Ornelia

My name is Ornelia, I’m 26 years old and I use my name as pronoun 🙂  I was born in Bénin Republic, grew up in France, and would define myself as a local of Cotonou, the Paris banlieue, and Berlin. I graduated high school in Ivry-sur-Seine, best town in the South of Paris – trust me, before moving on to competitive higher education in a Catholic private school. It was the first time I experienced being the only Black person in an overwhelmingly white space. Moving on to business school, I also noticed a surprising homogeneity in the student corps that did not fit with my personal conception of diversity, equity, and inclusion. I struggled with imposter syndrome for a long time and put an extra emphasis on trying to fit in as much as possible.
Today I have accepted the unease: I am an imposter in these spaces that are mostly built and maintained by people I’m very different from, and that’s actually great because I get to offer and discover new perspectives – which is very exciting for the curious mouse that I am.
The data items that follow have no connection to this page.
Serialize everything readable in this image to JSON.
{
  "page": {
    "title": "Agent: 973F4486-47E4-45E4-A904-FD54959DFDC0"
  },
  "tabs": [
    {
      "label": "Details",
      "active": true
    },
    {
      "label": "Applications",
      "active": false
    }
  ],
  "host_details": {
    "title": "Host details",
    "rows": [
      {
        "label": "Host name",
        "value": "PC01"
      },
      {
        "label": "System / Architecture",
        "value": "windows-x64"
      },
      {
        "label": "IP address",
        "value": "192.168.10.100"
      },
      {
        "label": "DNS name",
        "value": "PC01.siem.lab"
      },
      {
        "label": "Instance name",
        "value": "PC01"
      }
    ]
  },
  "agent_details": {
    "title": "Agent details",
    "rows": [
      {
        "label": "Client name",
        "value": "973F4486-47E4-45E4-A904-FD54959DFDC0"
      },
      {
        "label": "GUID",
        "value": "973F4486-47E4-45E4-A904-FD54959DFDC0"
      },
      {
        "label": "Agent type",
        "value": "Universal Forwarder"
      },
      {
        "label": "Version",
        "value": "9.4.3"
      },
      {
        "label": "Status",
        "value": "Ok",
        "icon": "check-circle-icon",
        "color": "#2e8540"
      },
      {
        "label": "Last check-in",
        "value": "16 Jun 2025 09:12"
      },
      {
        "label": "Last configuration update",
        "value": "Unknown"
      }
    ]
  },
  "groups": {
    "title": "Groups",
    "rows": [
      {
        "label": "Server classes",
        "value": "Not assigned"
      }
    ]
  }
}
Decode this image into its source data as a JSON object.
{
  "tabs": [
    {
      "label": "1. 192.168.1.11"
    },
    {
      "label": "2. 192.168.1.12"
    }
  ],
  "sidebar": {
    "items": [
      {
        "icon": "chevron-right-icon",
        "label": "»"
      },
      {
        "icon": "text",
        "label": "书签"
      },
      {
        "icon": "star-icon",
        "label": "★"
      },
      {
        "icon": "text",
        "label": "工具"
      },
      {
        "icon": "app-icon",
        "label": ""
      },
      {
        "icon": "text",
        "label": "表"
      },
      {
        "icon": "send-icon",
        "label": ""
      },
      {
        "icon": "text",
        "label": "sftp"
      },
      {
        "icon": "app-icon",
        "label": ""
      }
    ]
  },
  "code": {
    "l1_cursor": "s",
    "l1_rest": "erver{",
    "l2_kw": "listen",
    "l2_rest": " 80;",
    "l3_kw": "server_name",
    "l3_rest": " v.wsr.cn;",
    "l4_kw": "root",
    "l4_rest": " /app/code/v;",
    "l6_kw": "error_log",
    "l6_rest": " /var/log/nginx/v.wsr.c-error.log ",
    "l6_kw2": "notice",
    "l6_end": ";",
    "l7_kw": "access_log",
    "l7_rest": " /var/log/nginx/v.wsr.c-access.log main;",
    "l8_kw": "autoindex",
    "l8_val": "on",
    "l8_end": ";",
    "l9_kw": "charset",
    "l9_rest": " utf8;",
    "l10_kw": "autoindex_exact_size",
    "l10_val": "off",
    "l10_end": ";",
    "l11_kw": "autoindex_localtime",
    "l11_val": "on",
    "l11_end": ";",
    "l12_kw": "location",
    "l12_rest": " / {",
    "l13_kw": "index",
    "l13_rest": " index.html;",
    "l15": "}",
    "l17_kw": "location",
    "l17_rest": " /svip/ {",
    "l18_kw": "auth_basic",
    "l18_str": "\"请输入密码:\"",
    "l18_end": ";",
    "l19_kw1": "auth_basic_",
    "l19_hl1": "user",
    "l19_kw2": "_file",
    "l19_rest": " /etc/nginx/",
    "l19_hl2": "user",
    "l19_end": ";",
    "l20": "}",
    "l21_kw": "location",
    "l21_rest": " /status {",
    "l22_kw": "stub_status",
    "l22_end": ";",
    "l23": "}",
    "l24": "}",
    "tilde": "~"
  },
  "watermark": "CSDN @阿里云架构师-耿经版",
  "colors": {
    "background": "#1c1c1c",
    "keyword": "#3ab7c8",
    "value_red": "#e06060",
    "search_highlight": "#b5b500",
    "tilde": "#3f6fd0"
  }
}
During my internship at the Berlin office of a localization company, I helped in the foundation of an employee resource group for colleagues of the LGBTQIA+ community while volunteering for QueerAmnesty.
Seeing the electronic music industry that I currently evolved in, I can tell there is a real will to improve and learn on the topics of DEI. I only regret that the most efforts are concentrated on performative or low-impact actions. I’m not saying there are any easy solutions, or that I know exactly what needs to be done, but I hope that in joining dif we can start a dialogue between all stakeholders and center the outlook of actual diverse communities to try and bring about the changes we are all eager to see unfold.

 

Resources

The 2020 “black square summer” was a moment where the dance music industry seemed to gain a certain awareness of ordinary racism and classism that was expressing itself within it. However it is unsure whether this realization actually helped  Black artists in any meaningful way. This article explores subtle negrophilia in club culture and how it can sometimes prevent real progress as individuals are not able to see its deep roots in racism that stands in stern contrast to appreciation: https://technomaterialism.com/negrophilia-in-club-culture 

2023 was a difficult year for festivals in terms of expenses, ticket sales, logistics, etc. In this article, a promoter reflects on a different festival model: https://eamonwyss.medium.com/letting-go-by-design-social-prototyping-in-electronic-music-culture-75bebc313cef

Often DEI topics are “justified” through the increased monetary gains it may promise. This article highlights the limit of that approach and suggests a new reading grid: www.fastcompany.com/90462867/why-the-business-case-for-diversity-isnt-working

Anyone working in the cultural industry knows how usual late payments are. This article ponders on this general practice and offers a glance at how it helps maintain the kyriarchic status quo: https://technomaterialism.com/late-payments-as-a-systemic-issue-in-the-cultural-industry

Through the lens of bell hooks’ teachings, Business Teshno calls upon the music industry to demonstrate political solidarity beyond feckless support: https://groove.de/2020/12/23/business-teshno-a-call-for-solidarity-in-the-electronic-music-industry

Learn about the history DnB in its societal context: www.bbc.co.uk/sounds/play/p0cp95yr, and about the renewal of the Paris club scene www.tsugi.fr/paris-ou-en-est-la-culture-club/ (article in French, please use an automated translator).